La Libye rappelée à l’ordre par l’ONU: il faut enquêter sur les crimes du passé

27.06.2012 ( Modifié le : 13.07.2017 )

Genève, le 27 juin 2012

Le Comité des droits de l’homme des Nations unies vient de condamner la Libye suite à la disparition forcée de deux frères en 2006 et 2007 défendus par TRIAL (association suisse contre l’impunité) et Alkarama. Les nouvelles autorités libyennes ont désormais l’obligation d’enquêter sur ces faits, de punir les auteurs des disparitions forcées et de compenser les victimes. Les deux organisations appellent la Libye à se soumettre à la décision du Comité des droits de l’homme et à travailler à l’établissement d’un véritable Etat de droit.

Idriss Aboufaied, un médecin engagé dans la défense des droits humains, était réfugié politique en Suisse. Il est rentré en Libye en septembre 2006, suite à des garanties offertes par le colonel Kadhafi que les exilés pouvaient rentrer au pays sans crainte de persécutions. Peu après, il a été arbitrairement arrêté et détenu incommunicado durant 54 jours, pendant lesquels il a été torturé si grièvement qu’il a dû être hospitalisé. Remis en liberté le 29 décembre 2006, il a néanmoins poursuivi ses activités en faveur de la démocratie. Idriss Aboufaied a à nouveau été arrêté le 16 février 2007 avec 11 autres personnes qui s’apprêtaient à organiser une manifestation pacifique contre le régime, et placé au secret durant deux mois. Tous les détenus ont déclaré avoir été torturés durant les 5 premiers mois de détention. Le 20 avril 2007, Idriss Aboufaied a été inculpé de diverses infractions pénales, passibles de la peine de mort. Déjà gravement malade, Idriss Aboufaied a alors été placé dans une cellule sans lumière et sans contact avec l’extérieur durant des mois. Le 10 juin 2008, il a été condamné à 25 ans de prison. Il a finalement été remis en liberté le 8 octobre 2008 pour des motifs de santé.

Suite à l’arrestation d’Idriss Aboufaied le 16 février 2007, son frère Juma a tenté d’alerter Alkarama par téléphone. Il a immédiatement été arrêté par les services de sécurité intérieure et emmené vers une destination inconnue. Il a été remis en liberté le 27 mai 2008, après avoir passé 15 mois au secret, sans avoir été présenté à un juge.

Dans une décision qui vient d’être rendue, le Comité des droits de l’homme condamne la Libye en raison de multiples violations du Pacte international relatif aux droits civils et politiques, l’une des conventions les plus importantes des Nations unies. Le Comité reconnaît ainsi que les deux frères Aboufaied ont notamment été victimes de disparitions forcées, de traitements cruels inhumains et dégradants et, dans le cas d’Idriss Aboufaied, de tortures. Le Comité exige de la Libye qu’elle mène une enquête approfondie et rigoureuse sur la disparition d’Idriss et Juma Aboufaied et sur les traitements qui leur ont été infligés et de fournir à ces derniers des informations détaillées quant aux résultats de son enquête.

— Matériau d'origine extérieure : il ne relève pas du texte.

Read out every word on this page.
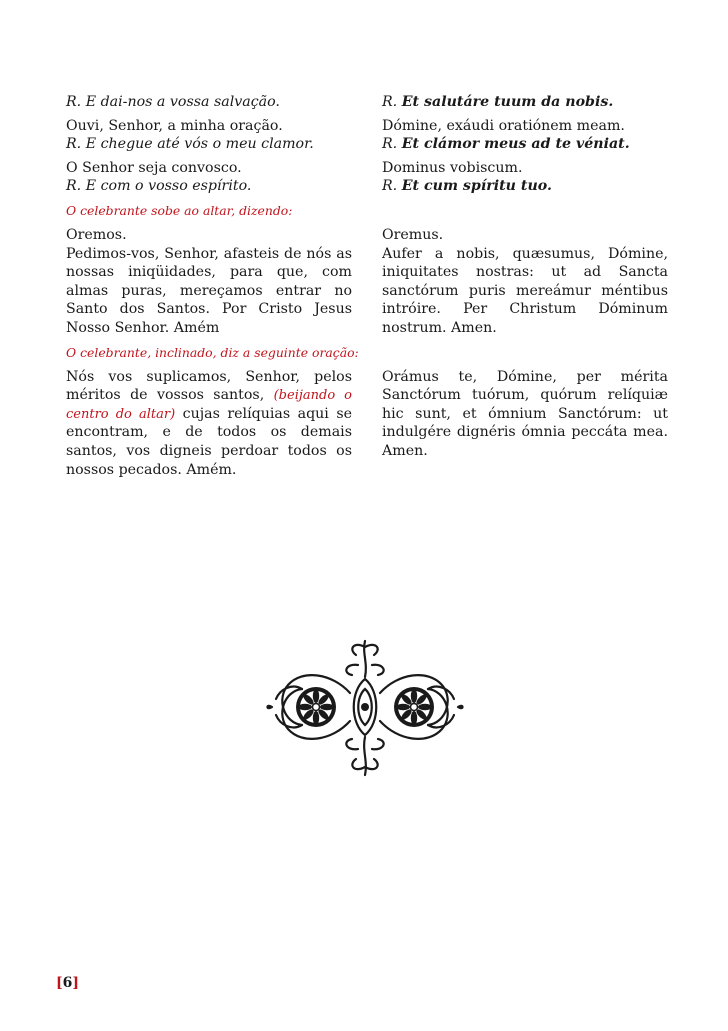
R. E dai-nos a vossa salvação.	R. Et salutáre tuum da nobis.
Ouvi, Senhor, a minha oração.
R. E chegue até vós o meu clamor.
Dómine, exáudi oratiónem meam.
R. Et clámor meus ad te véniat.
O Senhor seja convosco.
R. E com o vosso espírito.
Dominus vobiscum.
R. Et cum spíritu tuo.
O celebrante sobe ao altar, dizendo:
Oremos.
Pedimos-vos, Senhor, afasteis de nós as nossas iniqüidades, para que, com almas puras, mereçamos entrar no Santo dos Santos. Por Cristo Jesus Nosso Senhor. Amém
Oremus.
Aufer a nobis, quæsumus, Dómine, iniquitates nostras: ut ad Sancta sanctórum puris mereámur méntibus intróire. Per Christum Dóminum nostrum. Amen.
O celebrante, inclinado, diz a seguinte oração:
Nós vos suplicamos, Senhor, pelos méritos de vossos santos, (beijando o centro do altar) cujas relíquias aqui se encontram, e de todos os demais santos, vos digneis perdoar todos os nossos pecados. Amém.
Orámus te, Dómine, per mérita Sanctórum tuórum, quórum relíquiæ hic sunt, et ómnium Sanctórum: ut indulgére dignéris ómnia peccáta mea. Amen.
[6]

Le Comité insiste par ailleurs sur l’obligation de la Libye de poursuivre, juger et punir les responsables des violations commises et d’indemniser de manière appropriée les victimes.

TRIAL et Alkarama, qui ont défendu les victimes devant le Comité des droits de l’homme, ont exprimé leur grande satisfaction suite à cette condamnation de la Libye. Pour Philip Grant, directeur de TRIAL, «même si les crimes ont été commis par l’ancien régime, les nouvelles autorités ont l’obligation de poursuivre les auteurs de ces crimes. La construction d’un Etat fondé sur le droit implique que la vérité soit faite, que les criminels soient jugés et que justice soit rendue aux frères Aboufaied, comme à tant d’autres victimes de la dictature». Pour Rachid Mesli, directeur juridique d’Alkarama, «la Libye doit se reconstruire dans le respect du droit. Il est impératif pour éviter des violations futures que les auteurs de tels actes soient poursuivis de manière efficace, dans le respect des normes internationales».

La Libye dispose d’un délai de six mois pour informer le Comité des suites qu’elle donnera à cette condamnation. Les deux organisations examinent actuellement les suites qu’elles pourraient elles-mêmes donner à cette décision.